Increasing traffic is a growing source of driver frustration, but studies suggest the real root of aggressive driving lies within each of us. Here are some tips that can help you avoid acting out with road rage:
- Make sure that you are well-rested before you drive. We all know how cranky we can get without enough sleep. It makes us prone to feeling annoyance, resentment, and even anger. Besides the danger of falling asleep at the wheel, being tired and in a bad mood can make you more likely to drive aggressively and get road rage.
- Plan ahead. If you add 10 minutes to your expected travel time, you’ll have time to stop for gas, safely navigate Long Beach rush hour traffic, or detour around road construction. Extra time equals calmer driving.
- Your car is not a therapist. If your boss or your spouse left you furious, take care not to use driving as a way to blow off steam.

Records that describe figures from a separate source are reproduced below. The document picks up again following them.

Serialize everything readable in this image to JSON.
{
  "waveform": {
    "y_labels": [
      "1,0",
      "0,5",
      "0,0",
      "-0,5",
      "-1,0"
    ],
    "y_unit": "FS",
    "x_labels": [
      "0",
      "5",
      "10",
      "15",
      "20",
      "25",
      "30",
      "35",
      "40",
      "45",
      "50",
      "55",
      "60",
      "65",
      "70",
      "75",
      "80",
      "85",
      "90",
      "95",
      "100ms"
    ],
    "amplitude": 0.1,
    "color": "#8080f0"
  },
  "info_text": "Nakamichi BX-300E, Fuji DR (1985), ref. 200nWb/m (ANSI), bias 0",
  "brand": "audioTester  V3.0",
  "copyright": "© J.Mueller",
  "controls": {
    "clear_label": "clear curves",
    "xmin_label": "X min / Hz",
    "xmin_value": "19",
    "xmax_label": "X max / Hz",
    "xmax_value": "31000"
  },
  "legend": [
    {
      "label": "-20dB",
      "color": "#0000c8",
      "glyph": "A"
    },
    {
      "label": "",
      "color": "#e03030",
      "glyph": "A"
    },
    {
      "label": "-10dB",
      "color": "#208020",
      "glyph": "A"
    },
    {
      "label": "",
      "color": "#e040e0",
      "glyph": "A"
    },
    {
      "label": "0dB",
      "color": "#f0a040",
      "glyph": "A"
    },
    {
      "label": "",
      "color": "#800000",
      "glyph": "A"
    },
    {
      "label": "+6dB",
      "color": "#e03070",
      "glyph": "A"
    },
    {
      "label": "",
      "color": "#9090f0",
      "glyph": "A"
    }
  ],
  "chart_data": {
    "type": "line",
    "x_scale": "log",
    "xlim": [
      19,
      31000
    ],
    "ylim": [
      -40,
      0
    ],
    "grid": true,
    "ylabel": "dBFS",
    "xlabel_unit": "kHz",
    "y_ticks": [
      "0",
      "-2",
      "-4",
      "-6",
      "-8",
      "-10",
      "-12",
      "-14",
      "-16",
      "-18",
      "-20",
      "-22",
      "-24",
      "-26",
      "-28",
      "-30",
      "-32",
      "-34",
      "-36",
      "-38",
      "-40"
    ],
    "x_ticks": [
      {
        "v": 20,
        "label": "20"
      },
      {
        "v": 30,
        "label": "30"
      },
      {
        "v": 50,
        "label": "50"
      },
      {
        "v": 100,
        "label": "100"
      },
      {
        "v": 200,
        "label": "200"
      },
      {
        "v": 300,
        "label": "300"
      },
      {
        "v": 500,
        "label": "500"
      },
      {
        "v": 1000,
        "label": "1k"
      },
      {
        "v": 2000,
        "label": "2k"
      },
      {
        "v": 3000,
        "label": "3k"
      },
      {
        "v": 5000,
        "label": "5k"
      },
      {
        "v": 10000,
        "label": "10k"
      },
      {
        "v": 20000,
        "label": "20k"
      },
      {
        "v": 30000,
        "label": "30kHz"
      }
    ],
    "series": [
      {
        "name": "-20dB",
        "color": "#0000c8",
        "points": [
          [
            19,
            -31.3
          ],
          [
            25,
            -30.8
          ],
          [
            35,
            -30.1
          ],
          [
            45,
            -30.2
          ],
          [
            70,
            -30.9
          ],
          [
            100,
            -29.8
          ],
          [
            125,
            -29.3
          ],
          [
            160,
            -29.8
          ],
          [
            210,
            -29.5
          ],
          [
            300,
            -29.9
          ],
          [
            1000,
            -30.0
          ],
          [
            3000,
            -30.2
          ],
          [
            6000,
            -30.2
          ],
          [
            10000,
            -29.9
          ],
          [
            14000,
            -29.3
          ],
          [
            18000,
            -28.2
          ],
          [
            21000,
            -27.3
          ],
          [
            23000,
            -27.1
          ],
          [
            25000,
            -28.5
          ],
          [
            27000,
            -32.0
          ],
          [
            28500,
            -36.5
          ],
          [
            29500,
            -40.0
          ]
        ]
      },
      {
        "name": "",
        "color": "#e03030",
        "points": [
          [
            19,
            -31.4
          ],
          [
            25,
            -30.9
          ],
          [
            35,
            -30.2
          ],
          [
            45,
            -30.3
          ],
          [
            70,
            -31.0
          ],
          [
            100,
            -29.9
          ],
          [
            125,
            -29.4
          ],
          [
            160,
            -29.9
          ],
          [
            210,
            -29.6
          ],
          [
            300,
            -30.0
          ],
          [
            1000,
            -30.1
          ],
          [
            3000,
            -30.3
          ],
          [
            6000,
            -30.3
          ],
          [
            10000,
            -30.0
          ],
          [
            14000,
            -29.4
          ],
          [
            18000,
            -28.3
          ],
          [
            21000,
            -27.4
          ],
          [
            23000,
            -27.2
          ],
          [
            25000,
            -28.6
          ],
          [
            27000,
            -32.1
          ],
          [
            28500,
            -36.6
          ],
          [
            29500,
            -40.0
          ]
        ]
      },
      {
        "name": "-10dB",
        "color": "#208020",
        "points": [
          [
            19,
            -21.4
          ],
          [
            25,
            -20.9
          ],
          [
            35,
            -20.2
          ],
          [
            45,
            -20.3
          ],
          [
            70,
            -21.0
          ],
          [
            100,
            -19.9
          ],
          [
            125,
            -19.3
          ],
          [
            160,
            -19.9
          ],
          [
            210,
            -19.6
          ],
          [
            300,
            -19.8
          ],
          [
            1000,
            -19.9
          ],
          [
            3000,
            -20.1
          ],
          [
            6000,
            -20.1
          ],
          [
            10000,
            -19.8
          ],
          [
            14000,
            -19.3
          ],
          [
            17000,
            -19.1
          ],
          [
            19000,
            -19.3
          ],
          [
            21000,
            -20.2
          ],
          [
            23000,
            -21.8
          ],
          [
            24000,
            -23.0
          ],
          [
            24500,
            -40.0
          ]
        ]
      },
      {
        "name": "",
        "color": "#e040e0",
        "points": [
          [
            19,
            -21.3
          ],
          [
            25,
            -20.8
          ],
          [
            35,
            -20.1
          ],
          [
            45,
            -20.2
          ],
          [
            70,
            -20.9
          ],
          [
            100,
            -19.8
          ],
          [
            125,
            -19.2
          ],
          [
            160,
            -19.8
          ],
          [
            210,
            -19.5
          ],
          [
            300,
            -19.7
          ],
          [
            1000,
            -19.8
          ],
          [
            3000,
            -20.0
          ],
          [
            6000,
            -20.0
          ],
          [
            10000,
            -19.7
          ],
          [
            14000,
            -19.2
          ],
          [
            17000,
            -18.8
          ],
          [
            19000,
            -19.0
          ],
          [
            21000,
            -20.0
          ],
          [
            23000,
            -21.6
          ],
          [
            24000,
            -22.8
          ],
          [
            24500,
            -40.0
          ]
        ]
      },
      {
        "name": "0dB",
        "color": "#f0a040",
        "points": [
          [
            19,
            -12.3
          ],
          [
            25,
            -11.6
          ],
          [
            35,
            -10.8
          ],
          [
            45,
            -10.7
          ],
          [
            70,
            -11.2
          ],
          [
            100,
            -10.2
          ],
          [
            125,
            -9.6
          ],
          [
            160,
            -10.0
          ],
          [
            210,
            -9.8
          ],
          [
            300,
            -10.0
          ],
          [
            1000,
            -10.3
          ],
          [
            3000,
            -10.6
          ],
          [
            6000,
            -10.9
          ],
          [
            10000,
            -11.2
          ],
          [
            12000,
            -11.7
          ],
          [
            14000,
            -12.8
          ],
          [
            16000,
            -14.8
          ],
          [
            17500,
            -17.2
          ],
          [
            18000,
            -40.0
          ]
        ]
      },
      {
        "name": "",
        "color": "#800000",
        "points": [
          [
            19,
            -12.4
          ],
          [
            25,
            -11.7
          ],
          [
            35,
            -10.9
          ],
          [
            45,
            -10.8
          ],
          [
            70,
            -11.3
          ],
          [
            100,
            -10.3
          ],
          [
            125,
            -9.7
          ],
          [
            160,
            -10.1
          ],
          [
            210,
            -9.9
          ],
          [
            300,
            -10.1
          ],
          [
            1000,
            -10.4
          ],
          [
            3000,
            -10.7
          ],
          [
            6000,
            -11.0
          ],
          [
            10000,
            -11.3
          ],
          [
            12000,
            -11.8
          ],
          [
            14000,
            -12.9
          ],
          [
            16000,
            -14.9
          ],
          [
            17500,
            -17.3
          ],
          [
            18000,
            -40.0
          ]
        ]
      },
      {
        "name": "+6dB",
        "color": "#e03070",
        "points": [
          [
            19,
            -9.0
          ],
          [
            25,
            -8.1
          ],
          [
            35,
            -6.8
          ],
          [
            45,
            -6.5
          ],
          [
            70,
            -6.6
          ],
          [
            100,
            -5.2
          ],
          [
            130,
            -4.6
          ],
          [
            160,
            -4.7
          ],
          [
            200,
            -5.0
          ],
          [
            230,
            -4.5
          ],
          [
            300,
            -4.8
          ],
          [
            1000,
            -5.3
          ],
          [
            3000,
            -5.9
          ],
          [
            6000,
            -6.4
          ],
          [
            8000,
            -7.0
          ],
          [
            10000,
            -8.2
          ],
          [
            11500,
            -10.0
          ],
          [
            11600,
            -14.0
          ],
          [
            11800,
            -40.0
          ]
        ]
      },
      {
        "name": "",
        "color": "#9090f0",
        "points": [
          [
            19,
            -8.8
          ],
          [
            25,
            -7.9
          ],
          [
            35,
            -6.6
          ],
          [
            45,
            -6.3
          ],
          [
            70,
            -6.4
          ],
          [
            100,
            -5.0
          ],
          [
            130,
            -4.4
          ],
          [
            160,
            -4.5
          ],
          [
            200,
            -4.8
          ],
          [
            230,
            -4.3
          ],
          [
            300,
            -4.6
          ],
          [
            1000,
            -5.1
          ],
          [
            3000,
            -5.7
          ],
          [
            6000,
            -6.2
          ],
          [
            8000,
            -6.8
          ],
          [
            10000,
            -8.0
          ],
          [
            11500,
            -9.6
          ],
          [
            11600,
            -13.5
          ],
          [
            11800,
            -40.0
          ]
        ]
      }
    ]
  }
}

- Loosen up, then breathe:If you notice yourself clenching the steering wheel in a death grip, try flexing your fingers and loosening your hold — you’ll find that you can control the car just as well. If your right foot is cramped, set the cruise control if traffic allows. If you’re on a prolonged road trip, try not to exceed three hours of travel time without a break where you get out and stretch. Struggling to see through a dirty windshield is also an unnecessary stress factor, so fill up with washer fluid before you go. Periodically roll down the window and breathe deeply and slowly.
- Don’t be so selfish. Maybe another driver cut you off or the car in front of you is driving erratically. Before you assume the driver is purposely messing with you, realize that you, as an individual, are not the target. Maybe the driver simply made a mistake or is oblivious to his bad driving. Maybe there’s a screaming baby, a loose pet, or a crazed bee in the car. Maybe he was on a cell phone. Even if you can see him giving you the finger or yelling at you, the best solution is to stay calm and try to distance yourself from the other car instead of driving aggressively in return and trying to get him to ‘back off’.
- Stay calm. According to the American Psychological Association, People with bad tempers are almost three times more likely to have a heart attack than those with low anger. Other health risks in those who display hostility include obesity, depression and stroke. Not only will giving into anger not resolve an irritating situation, it can increase the risk of retaliation. Think to yourself, “Is making my point worth endangering my life?” You never know if the other driver is in an even worse mood than you, or is carrying a weapon. Even if they don’t have a gun, some drivers aren’t afraid to use their vehicle as a weapon, which will mean an insurance nightmare, especially if they’re uninsured or flee the scene.
- Be a courteous driver. Remembering simple courtesies, like allowing someone to merge in front of us or apologizing when we make a mistake, can go a long way in making the driving experience positive for ourselves and others. Treat fellow drivers how you would like to be treated. Reducing your aggressiveness on the road can also keep you out of serious trouble. If a police officer sees you driving aggressively and doesn’t see what caused it, they won’t care if the other driver cut you off first – you’re probably going to be the one to get a ticket. Repeat offenses can result in license suspension or even jail time, depending on the severity of the offense.
We’re all bound to get angry at another driver at some point, but by planning ahead and keeping things in perspective, we can prevent our emotions from getting the best of us. Putting a stop to aggressive driving habits will help to ensure your own safety, as well as the safety of everyone around you.